Why must method suitability (bacteriostasis/fungistasis) be performed before product release testing? Many pharmaceutical products contain antimicrobial preservatives, surfactants, or pH conditions that inhibit microbial growth in the test system. If not detected and corrected, product-induced inhibition causes false-negative results—contaminated products pass testing. Method suitability verifies that the test system can recover the test organisms in the presence of the product matrix before release testing is conducted.
What sampling plan is typically used for microbiological testing of solid oral dosage forms? Composite sampling from multiple dosage units is common for TAMC/TYMC of solid oral dosage forms—typically 10 tablets or capsules are combined and assayed together to represent the production lot. The number of composite samples and the sample size per assay are defined by USP <1111> and the applicable product specification.

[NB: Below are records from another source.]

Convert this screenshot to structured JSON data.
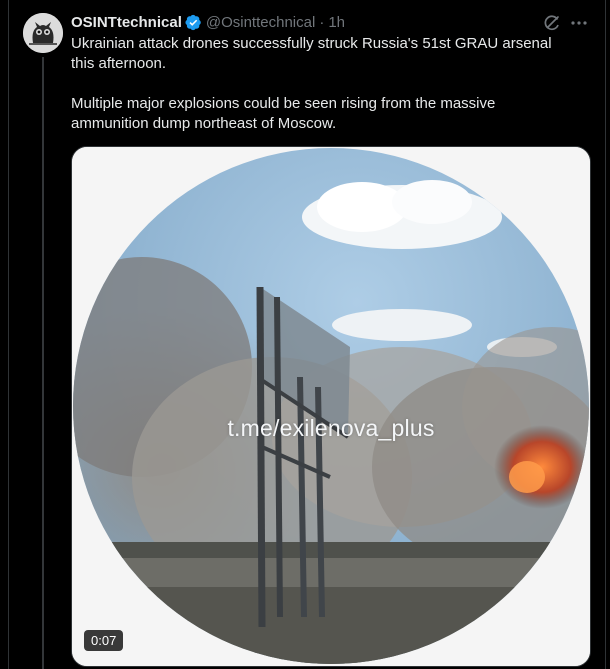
{
  "author": {
    "display_name": "OSINTtechnical",
    "handle": "@Osinttechnical",
    "separator": "·",
    "time": "1h",
    "verified_color": "#1d9bf0"
  },
  "post": {
    "paragraphs": [
      "Ukrainian attack drones successfully struck Russia's 51st GRAU arsenal this afternoon.",
      "Multiple major explosions could be seen rising from the massive ammunition dump northeast of Moscow."
    ]
  },
  "media": {
    "type": "video",
    "watermark": "t.me/exilenova_plus",
    "duration": "0:07"
  },
  "icons": {
    "grok": "grok-icon",
    "more": "more-icon",
    "verified": "verified-badge-icon"
  },
  "colors": {
    "background": "#000000",
    "text": "#e7e9ea",
    "secondary": "#71767b",
    "border": "#2f3336"
  }
}
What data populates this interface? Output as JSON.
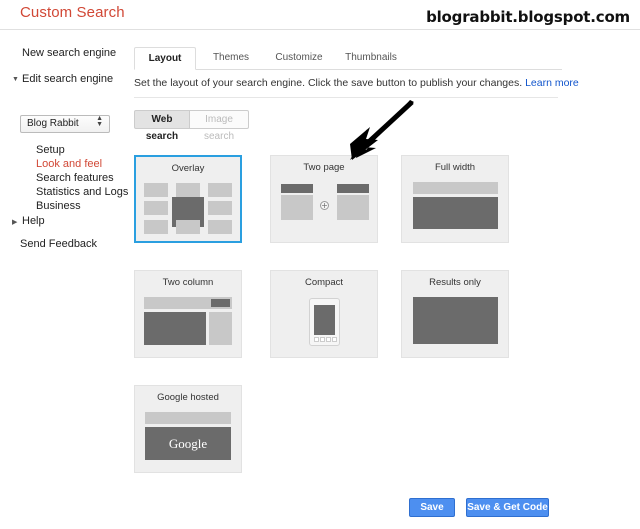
{
  "header": {
    "app_title": "Custom Search",
    "watermark": "blograbbit.blogspot.com"
  },
  "sidebar": {
    "new_engine": "New search engine",
    "edit_engine": "Edit search engine",
    "engine_select_value": "Blog Rabbit",
    "items": [
      {
        "label": "Setup",
        "active": false
      },
      {
        "label": "Look and feel",
        "active": true
      },
      {
        "label": "Search features",
        "active": false
      },
      {
        "label": "Statistics and Logs",
        "active": false
      },
      {
        "label": "Business",
        "active": false
      }
    ],
    "help": "Help",
    "send_feedback": "Send Feedback"
  },
  "main": {
    "tabs": [
      {
        "label": "Layout",
        "active": true
      },
      {
        "label": "Themes",
        "active": false
      },
      {
        "label": "Customize",
        "active": false
      },
      {
        "label": "Thumbnails",
        "active": false
      }
    ],
    "description": "Set the layout of your search engine. Click the save button to publish your changes.",
    "learn_more": "Learn more",
    "search_type": {
      "web": "Web search",
      "image": "Image search"
    },
    "layouts": [
      {
        "label": "Overlay",
        "selected": true
      },
      {
        "label": "Two page",
        "selected": false
      },
      {
        "label": "Full width",
        "selected": false
      },
      {
        "label": "Two column",
        "selected": false
      },
      {
        "label": "Compact",
        "selected": false
      },
      {
        "label": "Results only",
        "selected": false
      },
      {
        "label": "Google hosted",
        "selected": false
      }
    ],
    "google_hosted_wordmark": "Google",
    "two_page_plus": "+"
  },
  "footer": {
    "save": "Save",
    "save_get_code": "Save & Get Code"
  },
  "colors": {
    "brand_red": "#d14836",
    "selected_blue": "#2a9fe0",
    "button_blue": "#4d8ff0",
    "link_blue": "#1155cc",
    "card_bg": "#efefef",
    "block_light": "#c8c8c8",
    "block_dark": "#6b6b6b"
  }
}
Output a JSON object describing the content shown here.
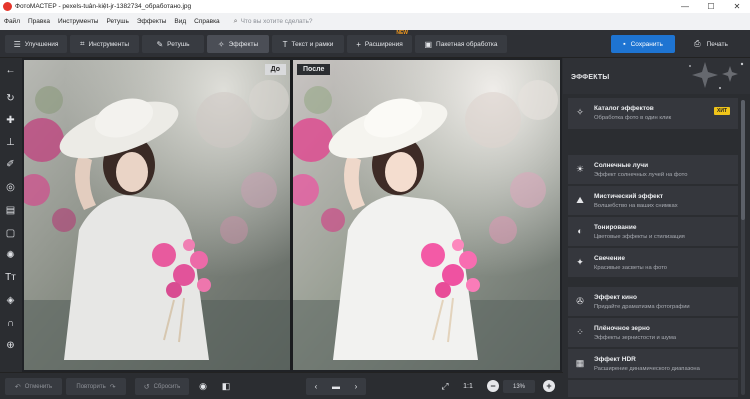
{
  "window": {
    "title": "ФотоМАСТЕР - pexels-tuân-kiệt-jr-1382734_обработано.jpg",
    "controls": [
      "—",
      "☐",
      "✕"
    ]
  },
  "menu": {
    "items": [
      "Файл",
      "Правка",
      "Инструменты",
      "Ретушь",
      "Эффекты",
      "Вид",
      "Справка"
    ],
    "search_placeholder": "Что вы хотите сделать?"
  },
  "toolbar": {
    "tabs": [
      {
        "label": "Улучшения",
        "icon": "sliders-icon"
      },
      {
        "label": "Инструменты",
        "icon": "crop-icon"
      },
      {
        "label": "Ретушь",
        "icon": "brush-icon"
      },
      {
        "label": "Эффекты",
        "icon": "magic-wand-icon",
        "active": true
      },
      {
        "label": "Текст и рамки",
        "icon": "text-icon"
      },
      {
        "label": "Расширения",
        "icon": "plus-icon",
        "badge": "NEW"
      },
      {
        "label": "Пакетная обработка",
        "icon": "batch-icon"
      }
    ],
    "save_label": "Сохранить",
    "print_label": "Печать",
    "accent_color": "#1e74d2"
  },
  "left_tools": [
    "back-arrow-icon",
    "rotate-icon",
    "healing-patch-icon",
    "stamp-icon",
    "brush-icon",
    "radial-filter-icon",
    "gradient-filter-icon",
    "vignette-icon",
    "light-icon",
    "text-icon",
    "fill-bucket-icon",
    "magnet-icon",
    "target-icon"
  ],
  "preview": {
    "before_label": "До",
    "after_label": "После"
  },
  "effects_panel": {
    "title": "ЭФФЕКТЫ",
    "catalog": {
      "name": "Каталог эффектов",
      "desc": "Обработка фото в один клик",
      "badge": "ХИТ",
      "icon": "magic-wand-icon"
    },
    "items": [
      {
        "name": "Солнечные лучи",
        "desc": "Эффект солнечных лучей на фото",
        "icon": "sun-icon"
      },
      {
        "name": "Мистический эффект",
        "desc": "Волшебство на ваших снимках",
        "icon": "mountain-icon"
      },
      {
        "name": "Тонирование",
        "desc": "Цветовые эффекты и стилизация",
        "icon": "half-circle-icon"
      },
      {
        "name": "Свечение",
        "desc": "Красивые засветы на фото",
        "icon": "sparkle-icon"
      },
      {
        "name": "Эффект кино",
        "desc": "Придайте драматизма фотографии",
        "icon": "film-reel-icon"
      },
      {
        "name": "Плёночное зерно",
        "desc": "Эффекты зернистости и шума",
        "icon": "grain-icon"
      },
      {
        "name": "Эффект HDR",
        "desc": "Расширение динамического диапазона",
        "icon": "hdr-icon"
      }
    ]
  },
  "bottom": {
    "undo_label": "Отменить",
    "redo_label": "Повторить",
    "reset_label": "Сбросить",
    "zoom_fit_label": "1:1",
    "zoom_value": "13%"
  }
}
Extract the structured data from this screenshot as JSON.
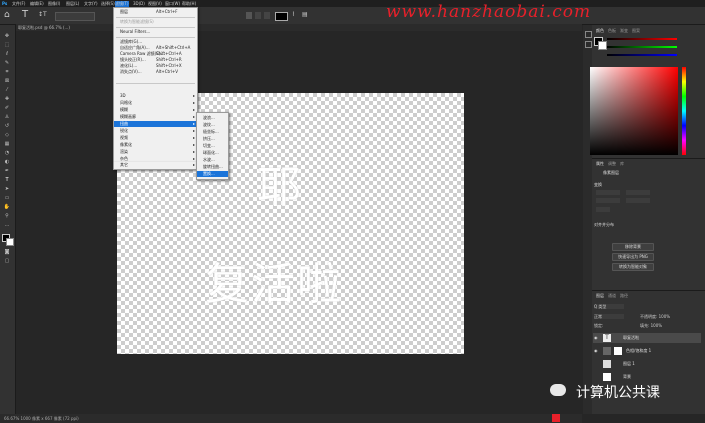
{
  "watermark": "www.hanzhaobai.com",
  "wechat_label": "计算机公共课",
  "canvas_text": {
    "line1": "耶",
    "line2": "复活啦"
  },
  "menubar": {
    "items": [
      "文件(F)",
      "编辑(E)",
      "图像(I)",
      "图层(L)",
      "文字(Y)",
      "选择(S)",
      "滤镜(T)",
      "3D(D)",
      "视图(V)",
      "窗口(W)",
      "帮助(H)"
    ]
  },
  "menubar_icon": "ps-logo-icon",
  "filter_menu": {
    "items": [
      {
        "label": "图层",
        "shortcut": "Alt+Ctrl+F"
      },
      {
        "label": "转换为智能滤镜(S)",
        "shortcut": "",
        "disabled": true
      },
      {
        "label": "Neural Filters...",
        "shortcut": ""
      },
      {
        "label": "滤镜库(G)...",
        "shortcut": ""
      },
      {
        "label": "自适应广角(A)...",
        "shortcut": "Alt+Shift+Ctrl+A"
      },
      {
        "label": "Camera Raw 滤镜(C)...",
        "shortcut": "Shift+Ctrl+A"
      },
      {
        "label": "镜头校正(R)...",
        "shortcut": "Shift+Ctrl+R"
      },
      {
        "label": "液化(L)...",
        "shortcut": "Shift+Ctrl+X"
      },
      {
        "label": "消失点(V)...",
        "shortcut": "Alt+Ctrl+V"
      },
      {
        "label": "3D",
        "submenu": true
      },
      {
        "label": "风格化",
        "submenu": true
      },
      {
        "label": "模糊",
        "submenu": true
      },
      {
        "label": "模糊画廊",
        "submenu": true
      },
      {
        "label": "扭曲",
        "submenu": true,
        "highlighted": true
      },
      {
        "label": "锐化",
        "submenu": true
      },
      {
        "label": "视频",
        "submenu": true
      },
      {
        "label": "像素化",
        "submenu": true
      },
      {
        "label": "渲染",
        "submenu": true
      },
      {
        "label": "杂色",
        "submenu": true
      },
      {
        "label": "其它",
        "submenu": true
      }
    ]
  },
  "distort_submenu": {
    "items": [
      {
        "label": "波浪..."
      },
      {
        "label": "波纹..."
      },
      {
        "label": "极坐标..."
      },
      {
        "label": "挤压..."
      },
      {
        "label": "切变..."
      },
      {
        "label": "球面化..."
      },
      {
        "label": "水波..."
      },
      {
        "label": "旋转扭曲..."
      },
      {
        "label": "置换...",
        "highlighted": true
      }
    ]
  },
  "document_tab": "耶复活啦.psd @ 66.7% (...)",
  "status_text": "66.67%   1000 像素 x 667 像素 (72 ppi)",
  "panels": {
    "color_tabs": [
      "颜色",
      "色板",
      "渐变",
      "图案"
    ],
    "props_tabs": [
      "属性",
      "调整",
      "库"
    ],
    "props_title": "像素图层",
    "transform_label": "变换",
    "align_label": "对齐并分布",
    "props_buttons": [
      "移除背景",
      "快速导出为 PNG",
      "转换为智能对象"
    ],
    "layers_tabs": [
      "图层",
      "通道",
      "路径"
    ],
    "layers_search": "Q 类型",
    "blend_mode": "正常",
    "opacity_label": "不透明度: 100%",
    "fill_label": "填充: 100%",
    "lock_label": "锁定:",
    "layers": [
      {
        "name": "耶复活啦",
        "selected": true
      },
      {
        "name": "色相/饱和度 1",
        "selected": false
      },
      {
        "name": "图层 1",
        "selected": false
      },
      {
        "name": "背景",
        "selected": false
      }
    ]
  },
  "colors": {
    "accent": "#1b74d9",
    "panel_bg": "#323232",
    "menu_bg": "#f0f0f0",
    "watermark": "#e8202a"
  }
}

What is the incubation temperature and time for TAMC per USP <61>? USP <61> specifies incubation of TAMC plates on non-selective agar (Soybean-Casein Digest Agar, SCDA) at 30–35°C for not less than 3 days (pour plate, spread plate, or membrane filtration). TYMC plates (Sabouraud Dextrose Agar with antibiotics) are incubated at 20–25°C for not less than 5 days.
Can rapid microbiological methods (RMM) be substituted for pharmacopoeial compendial methods? Yes, with validation. FDA Guidance for Industry (2004) and Ph. Eur. 5.1.6 allow alternative rapid microbiological methods (bioluminescence, impedance, flow cytometry, real-time PCR) as substitutes for compendial methods, provided they are validated to demonstrate equivalence or superiority in detection, quantification, and specificity. Validation must include a direct comparison to the reference compendial method.